A common challenge that device engineers face when developing resorbable implants is related to insertion mechanics, which focus on the way devices are pushed, screwed or punched into place.
Ball explained that orthopedic device engineers are often limited by anatomical constraints, such as small bone structures, while simultaneously needing to account for dense cortical bone. That means enough material volume is needed to incorporate features like torsion resistance, which help seat the implant securely.
“If you’re working with polymers, those constraints can be limiting,” Ball said. “But with magnesium’s higher mechanical performance, you can maintain the necessary functionality with a smaller device footprint. That’s a big advantage, particularly for delicate or anatomically tight indications.”
Formula for Success
Magnesium boasts several properties that make it appealing, but Diaz said the formulation of the material matters most. “Using it successfully depends on how it’s blended, mixed and milled,” he said. “Each of these steps is critical to ensuring proper bone recall and resorption. It’s a highly specific and refined process.”
Ball noted that magnesium is not a one-size-fits-all material. “There’s a degree of specificity required in terms of the elemental composition and processing of the raw material, which directly impacts its mechanical properties, resorption profile and the body’s biological response,” he said.
Selecting the most effective magnesium composition therefore requires carefully matching the formulation and processing to the intended clinical application. For instance, magnesium behaves differently when used in cancellous bone versus cortical bone. The material also exhibits notable differences based on the type of tissue with which it interacts.
“These differences matter when designing implants for optimal performance in a given indication,” Ball said.
Additionally, environmental factors — such as the type of fluid surrounding the material and its flow characteristics — influence magnesium’s behavior. For instance, the response will vary in areas with high vascularity or exposure to synovial fluid, which must be accounted for in the design of devices.
The absorption of magnesium-based devices is fundamentally different. For example, Ball said, a cannulated pin will absorb fluid much faster than a non-cannulated pin. Understanding this difference is particularly important when designing magnesium devices, which release hydrogen during absorption.
“The body must manage the hydrogen released as the material degrades,” Ball said. “In some environments, the body handles this process effectively, while in others, it may struggle to manage the release efficiently. The thought process for designing magnesium-based implants therefore needs to differ from that of polymer-based devices.”
When considering the design of basic orthopedic devices like plates, screws and suture anchors, Ball said substantial work is needed from an evidentiary standpoint to prove that the potential benefits of magnesium outweigh the risks.
He noted that, unlike standard materials like titanium and cobalt chrome, there is no regulatory standard for the use of magnesium in the production of orthopedic implants. Each formulation of magnesium is different, so FDA requires clinical evidence to support the way the material responds in the body for individual applications.

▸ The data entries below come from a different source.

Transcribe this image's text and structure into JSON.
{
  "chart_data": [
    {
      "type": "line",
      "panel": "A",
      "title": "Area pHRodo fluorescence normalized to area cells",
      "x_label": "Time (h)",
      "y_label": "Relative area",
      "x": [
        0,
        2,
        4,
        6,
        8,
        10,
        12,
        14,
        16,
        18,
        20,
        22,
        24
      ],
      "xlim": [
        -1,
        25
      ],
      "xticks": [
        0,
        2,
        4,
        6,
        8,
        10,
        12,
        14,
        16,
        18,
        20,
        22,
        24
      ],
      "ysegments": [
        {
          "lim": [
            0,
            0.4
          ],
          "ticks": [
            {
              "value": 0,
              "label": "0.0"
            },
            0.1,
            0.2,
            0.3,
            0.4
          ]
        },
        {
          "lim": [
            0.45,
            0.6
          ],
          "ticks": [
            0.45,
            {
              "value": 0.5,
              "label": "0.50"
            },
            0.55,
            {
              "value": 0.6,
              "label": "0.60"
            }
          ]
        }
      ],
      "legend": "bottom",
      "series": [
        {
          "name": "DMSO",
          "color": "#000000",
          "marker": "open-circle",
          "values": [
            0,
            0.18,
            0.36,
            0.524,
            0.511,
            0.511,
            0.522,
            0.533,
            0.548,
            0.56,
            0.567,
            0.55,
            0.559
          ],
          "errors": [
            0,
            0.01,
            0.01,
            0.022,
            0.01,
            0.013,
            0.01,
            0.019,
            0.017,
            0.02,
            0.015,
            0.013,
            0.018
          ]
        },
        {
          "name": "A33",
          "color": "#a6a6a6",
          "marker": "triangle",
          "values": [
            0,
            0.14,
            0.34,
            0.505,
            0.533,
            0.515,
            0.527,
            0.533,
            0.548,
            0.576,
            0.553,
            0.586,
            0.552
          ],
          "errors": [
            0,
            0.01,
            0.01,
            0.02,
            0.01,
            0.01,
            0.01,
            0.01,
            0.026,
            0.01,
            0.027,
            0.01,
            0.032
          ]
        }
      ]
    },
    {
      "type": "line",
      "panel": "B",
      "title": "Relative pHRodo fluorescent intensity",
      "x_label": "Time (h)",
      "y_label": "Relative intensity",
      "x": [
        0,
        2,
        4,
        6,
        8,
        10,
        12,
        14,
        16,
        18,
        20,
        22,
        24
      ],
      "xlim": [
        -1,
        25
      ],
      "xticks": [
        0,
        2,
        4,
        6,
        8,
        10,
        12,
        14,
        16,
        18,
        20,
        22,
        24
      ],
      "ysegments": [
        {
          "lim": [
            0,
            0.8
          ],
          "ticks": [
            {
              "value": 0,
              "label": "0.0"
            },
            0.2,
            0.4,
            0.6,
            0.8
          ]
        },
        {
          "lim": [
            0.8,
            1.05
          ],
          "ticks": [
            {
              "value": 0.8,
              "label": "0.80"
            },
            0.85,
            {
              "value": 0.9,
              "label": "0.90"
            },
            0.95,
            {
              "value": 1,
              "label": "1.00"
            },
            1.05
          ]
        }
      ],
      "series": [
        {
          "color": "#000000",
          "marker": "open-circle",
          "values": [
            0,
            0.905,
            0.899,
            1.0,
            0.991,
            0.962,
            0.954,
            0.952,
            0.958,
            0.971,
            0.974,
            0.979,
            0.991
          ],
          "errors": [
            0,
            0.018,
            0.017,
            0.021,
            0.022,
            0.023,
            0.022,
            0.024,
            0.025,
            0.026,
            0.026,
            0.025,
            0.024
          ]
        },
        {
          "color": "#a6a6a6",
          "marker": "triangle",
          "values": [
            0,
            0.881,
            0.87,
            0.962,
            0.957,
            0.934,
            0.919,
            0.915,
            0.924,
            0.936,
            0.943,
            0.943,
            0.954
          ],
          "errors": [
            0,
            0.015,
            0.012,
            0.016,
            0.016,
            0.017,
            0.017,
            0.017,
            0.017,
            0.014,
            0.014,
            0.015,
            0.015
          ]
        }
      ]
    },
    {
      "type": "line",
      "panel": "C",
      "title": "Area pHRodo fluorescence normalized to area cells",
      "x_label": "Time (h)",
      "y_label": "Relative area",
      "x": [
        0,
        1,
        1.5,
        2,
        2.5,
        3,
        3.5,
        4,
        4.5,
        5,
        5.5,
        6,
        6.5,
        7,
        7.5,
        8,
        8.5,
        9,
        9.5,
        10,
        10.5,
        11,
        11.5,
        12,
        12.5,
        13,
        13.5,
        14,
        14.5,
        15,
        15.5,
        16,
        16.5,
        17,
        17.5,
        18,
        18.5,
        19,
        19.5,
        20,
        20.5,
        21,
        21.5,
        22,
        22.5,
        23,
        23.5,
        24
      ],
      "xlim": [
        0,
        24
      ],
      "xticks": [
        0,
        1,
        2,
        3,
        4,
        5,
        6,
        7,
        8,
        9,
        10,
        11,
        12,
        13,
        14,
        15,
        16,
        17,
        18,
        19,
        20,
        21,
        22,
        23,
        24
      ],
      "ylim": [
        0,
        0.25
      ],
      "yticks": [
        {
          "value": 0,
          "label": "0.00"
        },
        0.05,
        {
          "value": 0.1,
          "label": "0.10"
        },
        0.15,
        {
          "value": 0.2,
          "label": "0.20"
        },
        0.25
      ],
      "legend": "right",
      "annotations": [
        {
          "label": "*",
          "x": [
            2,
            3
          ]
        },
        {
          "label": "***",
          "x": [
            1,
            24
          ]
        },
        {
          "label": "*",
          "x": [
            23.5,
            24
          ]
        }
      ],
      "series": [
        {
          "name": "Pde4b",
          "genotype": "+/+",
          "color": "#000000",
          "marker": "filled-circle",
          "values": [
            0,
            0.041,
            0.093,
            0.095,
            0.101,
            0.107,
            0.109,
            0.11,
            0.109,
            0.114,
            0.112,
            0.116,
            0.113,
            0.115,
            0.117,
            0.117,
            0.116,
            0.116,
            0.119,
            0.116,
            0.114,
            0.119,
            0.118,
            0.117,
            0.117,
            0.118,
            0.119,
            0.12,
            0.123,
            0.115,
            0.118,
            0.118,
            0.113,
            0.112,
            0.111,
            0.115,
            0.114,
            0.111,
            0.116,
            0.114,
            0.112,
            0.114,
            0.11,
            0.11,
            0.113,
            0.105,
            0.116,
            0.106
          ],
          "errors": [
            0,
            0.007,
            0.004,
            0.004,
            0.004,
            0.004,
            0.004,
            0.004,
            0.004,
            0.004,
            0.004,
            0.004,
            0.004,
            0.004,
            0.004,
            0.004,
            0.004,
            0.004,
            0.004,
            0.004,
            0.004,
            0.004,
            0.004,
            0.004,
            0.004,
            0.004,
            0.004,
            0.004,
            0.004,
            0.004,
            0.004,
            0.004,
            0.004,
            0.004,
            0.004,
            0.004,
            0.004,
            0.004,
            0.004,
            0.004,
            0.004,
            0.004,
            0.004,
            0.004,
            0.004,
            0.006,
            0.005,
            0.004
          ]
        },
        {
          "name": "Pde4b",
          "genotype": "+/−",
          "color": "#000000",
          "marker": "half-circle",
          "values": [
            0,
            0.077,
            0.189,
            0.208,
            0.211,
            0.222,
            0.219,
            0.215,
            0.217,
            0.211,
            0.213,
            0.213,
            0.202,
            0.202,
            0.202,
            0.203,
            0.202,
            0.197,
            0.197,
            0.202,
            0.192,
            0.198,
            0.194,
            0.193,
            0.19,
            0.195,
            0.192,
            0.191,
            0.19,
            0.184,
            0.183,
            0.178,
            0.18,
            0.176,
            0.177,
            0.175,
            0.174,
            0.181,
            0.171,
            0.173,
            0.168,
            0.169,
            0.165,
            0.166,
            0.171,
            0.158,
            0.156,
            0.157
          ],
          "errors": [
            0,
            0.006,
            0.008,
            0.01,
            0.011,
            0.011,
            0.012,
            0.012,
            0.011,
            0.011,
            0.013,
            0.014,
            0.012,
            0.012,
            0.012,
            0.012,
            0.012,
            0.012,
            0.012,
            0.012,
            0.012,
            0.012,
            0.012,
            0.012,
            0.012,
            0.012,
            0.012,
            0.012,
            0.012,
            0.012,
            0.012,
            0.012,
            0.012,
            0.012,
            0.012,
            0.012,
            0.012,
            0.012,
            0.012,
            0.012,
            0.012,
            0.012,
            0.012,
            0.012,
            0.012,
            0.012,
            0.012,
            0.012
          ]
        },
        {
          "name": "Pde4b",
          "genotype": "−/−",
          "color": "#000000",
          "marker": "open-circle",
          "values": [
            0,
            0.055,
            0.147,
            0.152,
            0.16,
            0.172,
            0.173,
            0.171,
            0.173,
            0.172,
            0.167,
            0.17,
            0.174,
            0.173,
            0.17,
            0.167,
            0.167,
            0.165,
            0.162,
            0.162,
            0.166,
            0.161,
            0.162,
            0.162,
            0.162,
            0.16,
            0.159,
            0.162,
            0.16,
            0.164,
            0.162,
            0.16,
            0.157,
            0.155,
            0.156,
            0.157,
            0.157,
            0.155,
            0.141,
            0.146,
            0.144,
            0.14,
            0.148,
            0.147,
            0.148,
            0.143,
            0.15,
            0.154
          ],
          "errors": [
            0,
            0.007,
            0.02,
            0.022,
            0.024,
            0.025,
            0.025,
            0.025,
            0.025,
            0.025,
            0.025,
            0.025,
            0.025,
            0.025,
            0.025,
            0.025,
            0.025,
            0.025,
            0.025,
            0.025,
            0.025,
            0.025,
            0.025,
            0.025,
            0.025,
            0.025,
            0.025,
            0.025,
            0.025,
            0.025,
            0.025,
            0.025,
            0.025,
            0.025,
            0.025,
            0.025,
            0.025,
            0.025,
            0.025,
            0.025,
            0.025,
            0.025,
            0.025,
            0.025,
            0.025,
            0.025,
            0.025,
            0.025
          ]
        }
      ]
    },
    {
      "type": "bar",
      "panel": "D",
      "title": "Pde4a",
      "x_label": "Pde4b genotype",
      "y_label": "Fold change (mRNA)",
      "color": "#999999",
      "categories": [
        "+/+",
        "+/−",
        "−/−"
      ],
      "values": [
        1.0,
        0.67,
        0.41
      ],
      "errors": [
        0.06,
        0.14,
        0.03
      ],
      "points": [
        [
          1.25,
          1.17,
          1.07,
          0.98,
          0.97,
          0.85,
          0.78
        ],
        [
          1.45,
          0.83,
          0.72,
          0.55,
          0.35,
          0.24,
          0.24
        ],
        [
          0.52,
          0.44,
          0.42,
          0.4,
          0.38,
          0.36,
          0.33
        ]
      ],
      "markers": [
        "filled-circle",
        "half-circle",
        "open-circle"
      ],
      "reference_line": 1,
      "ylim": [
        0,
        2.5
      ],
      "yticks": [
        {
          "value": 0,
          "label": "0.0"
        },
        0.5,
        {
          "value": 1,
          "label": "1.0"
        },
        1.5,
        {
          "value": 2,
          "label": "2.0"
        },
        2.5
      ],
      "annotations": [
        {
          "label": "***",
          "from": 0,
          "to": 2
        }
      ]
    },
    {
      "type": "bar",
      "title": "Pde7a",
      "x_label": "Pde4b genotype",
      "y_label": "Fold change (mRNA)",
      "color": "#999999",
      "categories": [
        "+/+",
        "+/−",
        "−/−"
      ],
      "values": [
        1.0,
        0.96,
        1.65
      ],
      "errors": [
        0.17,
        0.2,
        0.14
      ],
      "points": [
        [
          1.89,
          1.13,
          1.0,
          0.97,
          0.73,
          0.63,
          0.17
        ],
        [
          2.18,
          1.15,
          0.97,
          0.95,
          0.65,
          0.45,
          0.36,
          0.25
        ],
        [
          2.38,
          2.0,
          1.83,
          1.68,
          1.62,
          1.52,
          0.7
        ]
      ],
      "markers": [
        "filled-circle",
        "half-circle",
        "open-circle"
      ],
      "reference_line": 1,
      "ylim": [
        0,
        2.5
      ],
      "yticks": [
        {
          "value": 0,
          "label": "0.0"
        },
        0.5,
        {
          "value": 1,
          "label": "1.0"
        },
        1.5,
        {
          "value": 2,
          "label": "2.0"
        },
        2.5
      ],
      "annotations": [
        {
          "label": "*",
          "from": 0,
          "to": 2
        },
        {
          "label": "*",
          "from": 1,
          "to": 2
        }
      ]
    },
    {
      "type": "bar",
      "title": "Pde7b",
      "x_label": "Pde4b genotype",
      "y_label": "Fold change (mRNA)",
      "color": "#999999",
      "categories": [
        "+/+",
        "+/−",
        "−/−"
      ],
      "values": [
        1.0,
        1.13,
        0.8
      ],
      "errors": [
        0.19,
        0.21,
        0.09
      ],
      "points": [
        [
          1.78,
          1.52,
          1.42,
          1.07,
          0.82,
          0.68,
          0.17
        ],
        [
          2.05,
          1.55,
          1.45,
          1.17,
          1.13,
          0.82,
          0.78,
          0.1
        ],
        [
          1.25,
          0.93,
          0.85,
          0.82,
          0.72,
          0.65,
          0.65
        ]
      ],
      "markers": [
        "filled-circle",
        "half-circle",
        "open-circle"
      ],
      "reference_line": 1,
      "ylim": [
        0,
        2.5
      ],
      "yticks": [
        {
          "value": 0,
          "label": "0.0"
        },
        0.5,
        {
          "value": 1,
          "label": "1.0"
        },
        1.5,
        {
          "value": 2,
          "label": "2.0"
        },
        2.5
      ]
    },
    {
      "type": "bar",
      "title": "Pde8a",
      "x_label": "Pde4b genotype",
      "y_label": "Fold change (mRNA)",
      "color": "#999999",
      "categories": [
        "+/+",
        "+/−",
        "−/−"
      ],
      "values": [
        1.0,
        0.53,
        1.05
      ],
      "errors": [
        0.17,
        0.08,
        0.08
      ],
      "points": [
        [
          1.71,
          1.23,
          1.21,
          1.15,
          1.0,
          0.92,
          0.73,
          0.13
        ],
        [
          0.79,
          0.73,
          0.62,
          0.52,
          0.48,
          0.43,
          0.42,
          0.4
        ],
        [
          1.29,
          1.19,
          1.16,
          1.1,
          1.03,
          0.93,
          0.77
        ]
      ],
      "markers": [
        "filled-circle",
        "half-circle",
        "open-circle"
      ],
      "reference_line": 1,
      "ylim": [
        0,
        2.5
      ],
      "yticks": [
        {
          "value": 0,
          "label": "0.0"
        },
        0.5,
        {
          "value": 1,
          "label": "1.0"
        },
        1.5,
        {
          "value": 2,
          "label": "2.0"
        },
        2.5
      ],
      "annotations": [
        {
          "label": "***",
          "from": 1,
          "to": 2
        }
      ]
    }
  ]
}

“The key takeaway is that magnesium formulations that include elemental composition and mechanical properties must be managed carefully,” Ball said. “That also applies to the manufacturing method of the raw material.”
Proof Positive
Polymer-based devices typically absorb via hydrolysis, during which water breaks down the molecular chain and reduces its molecular weight.
“This leads to a relatively steady drop-off in mechanical properties until a certain threshold is reached, after which the properties degrade much more rapidly,” Ball said. “There will be continued demand for clinical evidence to support new formulations.
“Ultimately, each company that produces magnesium-based devices will need to conduct its own research and gather evidence to prove their safety and efficacy.”